Moods varied from sobering and meditative, with the cello a fine alternative to the bass guitar, to lush and emotive with the soaring 1st violin melodies quite brilliant.

I found the concert highlight to be the String Quartet No 1, op 20 by the Argentine composer Alberto Ginastera. New music to me, it is based on traditional folk music with pulsating rhythms, a slow movement nod to the classical guitar and rural dances. 

Such music allows the imagination of the listener to roam freely.
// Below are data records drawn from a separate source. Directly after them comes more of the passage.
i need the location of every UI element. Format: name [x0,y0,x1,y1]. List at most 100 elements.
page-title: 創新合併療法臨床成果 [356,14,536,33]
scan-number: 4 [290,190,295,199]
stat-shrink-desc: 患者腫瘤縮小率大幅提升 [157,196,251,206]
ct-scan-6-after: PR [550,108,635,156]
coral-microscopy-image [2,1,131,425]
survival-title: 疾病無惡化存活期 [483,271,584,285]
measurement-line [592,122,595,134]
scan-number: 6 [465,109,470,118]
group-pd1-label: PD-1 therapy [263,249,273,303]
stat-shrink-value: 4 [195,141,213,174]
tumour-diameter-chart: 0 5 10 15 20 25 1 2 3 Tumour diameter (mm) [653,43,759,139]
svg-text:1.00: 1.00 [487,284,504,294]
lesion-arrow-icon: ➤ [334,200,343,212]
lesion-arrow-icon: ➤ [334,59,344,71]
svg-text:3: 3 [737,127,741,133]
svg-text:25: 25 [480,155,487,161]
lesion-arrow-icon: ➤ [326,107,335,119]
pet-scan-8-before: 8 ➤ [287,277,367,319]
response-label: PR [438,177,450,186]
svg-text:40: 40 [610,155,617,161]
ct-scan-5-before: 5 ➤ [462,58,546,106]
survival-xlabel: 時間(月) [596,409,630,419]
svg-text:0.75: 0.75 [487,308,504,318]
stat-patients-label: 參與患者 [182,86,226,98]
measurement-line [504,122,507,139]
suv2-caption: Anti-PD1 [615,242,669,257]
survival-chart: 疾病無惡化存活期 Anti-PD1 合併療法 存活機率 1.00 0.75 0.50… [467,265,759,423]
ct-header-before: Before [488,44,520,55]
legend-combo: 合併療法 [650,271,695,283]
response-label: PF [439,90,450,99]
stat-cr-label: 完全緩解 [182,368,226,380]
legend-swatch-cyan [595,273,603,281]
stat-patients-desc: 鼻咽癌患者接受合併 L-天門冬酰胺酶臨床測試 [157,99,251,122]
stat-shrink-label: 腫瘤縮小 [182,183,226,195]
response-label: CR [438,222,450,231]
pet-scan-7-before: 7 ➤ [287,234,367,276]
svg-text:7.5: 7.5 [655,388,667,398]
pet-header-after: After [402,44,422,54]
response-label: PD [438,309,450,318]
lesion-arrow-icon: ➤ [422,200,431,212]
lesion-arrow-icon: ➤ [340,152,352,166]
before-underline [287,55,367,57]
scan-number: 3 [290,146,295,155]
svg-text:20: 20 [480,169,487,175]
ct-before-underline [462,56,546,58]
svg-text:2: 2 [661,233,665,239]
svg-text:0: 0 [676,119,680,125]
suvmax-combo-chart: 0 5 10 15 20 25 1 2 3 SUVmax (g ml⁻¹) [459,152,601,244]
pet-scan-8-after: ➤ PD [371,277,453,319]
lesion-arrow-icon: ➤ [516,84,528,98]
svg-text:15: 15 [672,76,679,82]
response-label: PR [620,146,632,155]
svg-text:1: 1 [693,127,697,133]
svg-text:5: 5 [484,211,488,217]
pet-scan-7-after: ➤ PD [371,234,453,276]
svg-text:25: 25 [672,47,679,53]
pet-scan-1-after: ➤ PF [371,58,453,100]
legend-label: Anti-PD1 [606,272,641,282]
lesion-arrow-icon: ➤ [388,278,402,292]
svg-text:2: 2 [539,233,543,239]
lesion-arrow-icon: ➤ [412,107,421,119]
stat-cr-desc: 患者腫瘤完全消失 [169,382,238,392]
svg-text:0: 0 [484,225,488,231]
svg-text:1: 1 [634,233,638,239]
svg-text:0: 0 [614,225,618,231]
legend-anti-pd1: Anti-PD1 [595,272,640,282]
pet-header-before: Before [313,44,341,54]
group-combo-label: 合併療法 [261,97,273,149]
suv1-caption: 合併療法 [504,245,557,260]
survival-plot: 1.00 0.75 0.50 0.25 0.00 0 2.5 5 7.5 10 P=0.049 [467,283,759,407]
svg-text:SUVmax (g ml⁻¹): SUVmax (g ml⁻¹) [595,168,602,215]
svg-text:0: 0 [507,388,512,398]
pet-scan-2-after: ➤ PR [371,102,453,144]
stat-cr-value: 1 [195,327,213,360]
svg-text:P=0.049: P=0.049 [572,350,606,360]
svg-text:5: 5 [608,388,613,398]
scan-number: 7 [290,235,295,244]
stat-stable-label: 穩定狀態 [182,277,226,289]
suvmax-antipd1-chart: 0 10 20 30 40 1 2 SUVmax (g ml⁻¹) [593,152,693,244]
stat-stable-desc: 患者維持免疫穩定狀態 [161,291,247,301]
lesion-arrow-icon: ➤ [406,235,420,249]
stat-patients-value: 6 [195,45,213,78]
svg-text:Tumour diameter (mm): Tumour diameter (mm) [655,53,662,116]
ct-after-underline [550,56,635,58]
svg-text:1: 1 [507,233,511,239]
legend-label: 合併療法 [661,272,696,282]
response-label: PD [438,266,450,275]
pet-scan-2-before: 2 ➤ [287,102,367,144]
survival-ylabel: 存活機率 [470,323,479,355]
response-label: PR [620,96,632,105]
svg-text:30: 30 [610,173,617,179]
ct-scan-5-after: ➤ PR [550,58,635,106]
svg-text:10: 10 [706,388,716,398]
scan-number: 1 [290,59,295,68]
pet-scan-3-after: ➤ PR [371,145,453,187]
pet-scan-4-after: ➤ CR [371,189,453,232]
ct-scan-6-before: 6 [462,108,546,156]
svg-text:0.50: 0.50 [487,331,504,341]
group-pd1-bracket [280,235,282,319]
The composer had been a protester against the Peron government so the helter skelter first movement seemed to signify the wildness of a revolutionary spirit with the dramatic sounds bordering on scary film score music. 

Despite its quiet dynamic, the energy of the second movement painted a picture of relentless running from the authorities, staying ahead but always in danger of being caught. 

The slow third movement produced an image of a man struggling to maintain balance on slippery rocks before finally escaping to some soft sand at ocean’s edge before a finale of more running, darting in and out of dark streets with no knowledge of danger that could be just around the corner.

The Felix Mendelssohn String Quartet No 6 in F minor, op 80 completed the enthralling 90-minute performance. It was written soon after the death of his beloved sister Fanny and not long before Mendelssohn himself passed away as a result of a stroke. 

After a dynamic start the first movement contrasts momentum with reflection and a feeling of loss, then some peace and moments of thanksgiving. Despite being somewhat bright and breezy, turmoil returns in the second movement with a question of the need for life to end. The slow and dreamy adagio reflects on loss before a dark and foreboding finale which, despite its rapid tempo, is punctuated with harsh, crying chords.

This was a high-quality concert of many moods and colours. The Phoenix Collective Quartet ensured that all present were rewarded with a memorable and uplifting experience.